What if the church would remember that
"my first allegiance is not to a flag, a country, or a man
my first allegiance is not to democracy or blood
it's to a king & a kingdom"
-Derek Webb

Monday, May 3, 2010

confessions of a pack rat

Life at present and in retrospect has been dominating this blog lately. Might it be because my life is fairly bursting? You know what? All this busyness and transition makes me realize... I love my life.

Guess what else? Being a pack rat helps me remember.

I sat on the kitchen floor of my new house for hours this weekend, sorting through boxes of possessions and keepsakes from eras of my life. Like walking through a museum, rediscovering familiar paintings.


  • I owe who I am to hundreds of people. My family. Countless friends, role-models and heroes. Teachers who affirmed my accomplishments and whose belief in me pushed me to earn honor roll certificates. Fifty-five second-grade students and tons of urban kids. Myriads of authors, who introduced me to lands, peoples, ideas, and animals since my mom taught me to read the ripe old age of four.
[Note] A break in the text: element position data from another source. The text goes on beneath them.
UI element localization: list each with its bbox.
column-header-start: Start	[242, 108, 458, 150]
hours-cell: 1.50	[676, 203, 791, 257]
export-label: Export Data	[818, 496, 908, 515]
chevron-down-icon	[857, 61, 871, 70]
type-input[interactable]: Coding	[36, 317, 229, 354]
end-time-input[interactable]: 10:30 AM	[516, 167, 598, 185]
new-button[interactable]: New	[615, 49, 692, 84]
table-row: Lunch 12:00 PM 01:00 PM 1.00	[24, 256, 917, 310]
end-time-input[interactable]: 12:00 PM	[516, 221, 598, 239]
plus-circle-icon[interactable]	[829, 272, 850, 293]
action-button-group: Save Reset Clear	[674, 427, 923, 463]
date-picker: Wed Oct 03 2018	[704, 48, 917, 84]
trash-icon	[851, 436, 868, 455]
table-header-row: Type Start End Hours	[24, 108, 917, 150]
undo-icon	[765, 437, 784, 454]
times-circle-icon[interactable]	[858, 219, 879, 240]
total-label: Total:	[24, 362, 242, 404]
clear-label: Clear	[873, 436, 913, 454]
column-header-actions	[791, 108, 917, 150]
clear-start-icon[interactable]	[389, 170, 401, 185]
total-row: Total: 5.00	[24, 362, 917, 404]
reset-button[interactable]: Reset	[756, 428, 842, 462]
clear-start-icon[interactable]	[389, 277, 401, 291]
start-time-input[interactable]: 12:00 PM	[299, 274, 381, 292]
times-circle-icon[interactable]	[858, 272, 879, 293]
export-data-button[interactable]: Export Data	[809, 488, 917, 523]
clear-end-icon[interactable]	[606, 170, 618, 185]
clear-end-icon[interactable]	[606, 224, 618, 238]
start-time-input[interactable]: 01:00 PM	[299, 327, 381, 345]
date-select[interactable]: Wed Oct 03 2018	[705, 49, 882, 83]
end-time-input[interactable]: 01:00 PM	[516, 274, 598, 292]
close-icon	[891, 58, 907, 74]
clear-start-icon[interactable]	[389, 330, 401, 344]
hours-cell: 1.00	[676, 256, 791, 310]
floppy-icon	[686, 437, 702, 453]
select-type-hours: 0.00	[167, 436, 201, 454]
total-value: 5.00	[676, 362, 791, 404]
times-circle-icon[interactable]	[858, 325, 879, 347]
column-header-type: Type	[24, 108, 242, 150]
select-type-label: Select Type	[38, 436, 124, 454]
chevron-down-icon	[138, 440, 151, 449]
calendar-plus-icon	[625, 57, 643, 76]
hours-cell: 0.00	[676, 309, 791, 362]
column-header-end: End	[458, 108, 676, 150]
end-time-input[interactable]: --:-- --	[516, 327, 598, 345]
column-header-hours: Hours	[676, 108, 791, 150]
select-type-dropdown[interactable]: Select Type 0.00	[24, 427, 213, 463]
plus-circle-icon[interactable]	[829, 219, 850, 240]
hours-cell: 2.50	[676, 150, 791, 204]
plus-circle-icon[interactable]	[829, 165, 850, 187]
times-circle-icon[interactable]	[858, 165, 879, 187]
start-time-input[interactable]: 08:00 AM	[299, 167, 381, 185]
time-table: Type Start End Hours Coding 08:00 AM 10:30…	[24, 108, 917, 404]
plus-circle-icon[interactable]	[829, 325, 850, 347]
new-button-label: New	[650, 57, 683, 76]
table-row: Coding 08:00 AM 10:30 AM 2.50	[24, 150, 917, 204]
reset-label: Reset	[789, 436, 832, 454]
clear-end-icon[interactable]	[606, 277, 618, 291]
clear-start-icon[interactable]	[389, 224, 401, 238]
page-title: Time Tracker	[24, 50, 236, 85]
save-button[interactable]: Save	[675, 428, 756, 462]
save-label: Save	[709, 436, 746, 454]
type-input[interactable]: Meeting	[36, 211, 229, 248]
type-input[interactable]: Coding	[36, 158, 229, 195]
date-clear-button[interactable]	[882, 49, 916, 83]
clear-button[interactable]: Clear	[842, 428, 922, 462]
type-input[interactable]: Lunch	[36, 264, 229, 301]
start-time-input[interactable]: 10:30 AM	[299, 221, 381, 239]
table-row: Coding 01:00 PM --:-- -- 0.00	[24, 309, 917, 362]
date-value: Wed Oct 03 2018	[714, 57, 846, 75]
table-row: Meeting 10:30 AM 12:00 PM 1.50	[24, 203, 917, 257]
  • "Life for me ain't been no crystal stair" (-Langston Hughes), but in every era there was always found salvation. And memories that made me smile fondly and laugh hysterically. Relationships change and some scenes are gone forever, but remembering both the painful and heartwarming leaves me with a more solid picture of who I am... and leaves me in awe of the God that kept His loving, guiding finger on me through the entire trip. I really don't know why I am who I am today; I can only attribute to God's protection. At so many points, in retrospect, I can't fathom why I didn't make some really hurtful choices... or even opt for a mediocre existence. It seems there has always been something... Someone... who, even when I didn't know it, assured me I didn't want that. Someone who gave the (once) timid, shy girl the guts to take the "road less traveled by... and that has made all the difference" (-Frost).
  • I have a renewed trust that the Author of my life will finish the good work He's begun in me. I've found Him faithful, and the fact that the finding has come through complexity and gut-wrenching searching only adds to the beauty of where I am now. There is an exhilarating simplicity in the green pasture beyond the complexity of forests. 
The downside to being a (rather sentimental) pack rat is that stuff is a pain to move. And store. Something had to be done, so I did manage to cull two BOXES (I must admit) of keepsakes and narrow it down to one. (Look out, Salvation Army! You're about to receive a doNAtion... Before I have second thoughts about giving away all the cool things my students and friends gave me that in no way match my decor.)

Anyone want my childhood-long keychain collection? No, I'm keeping my grosmommy's tin penny bank that she gave to her namesake.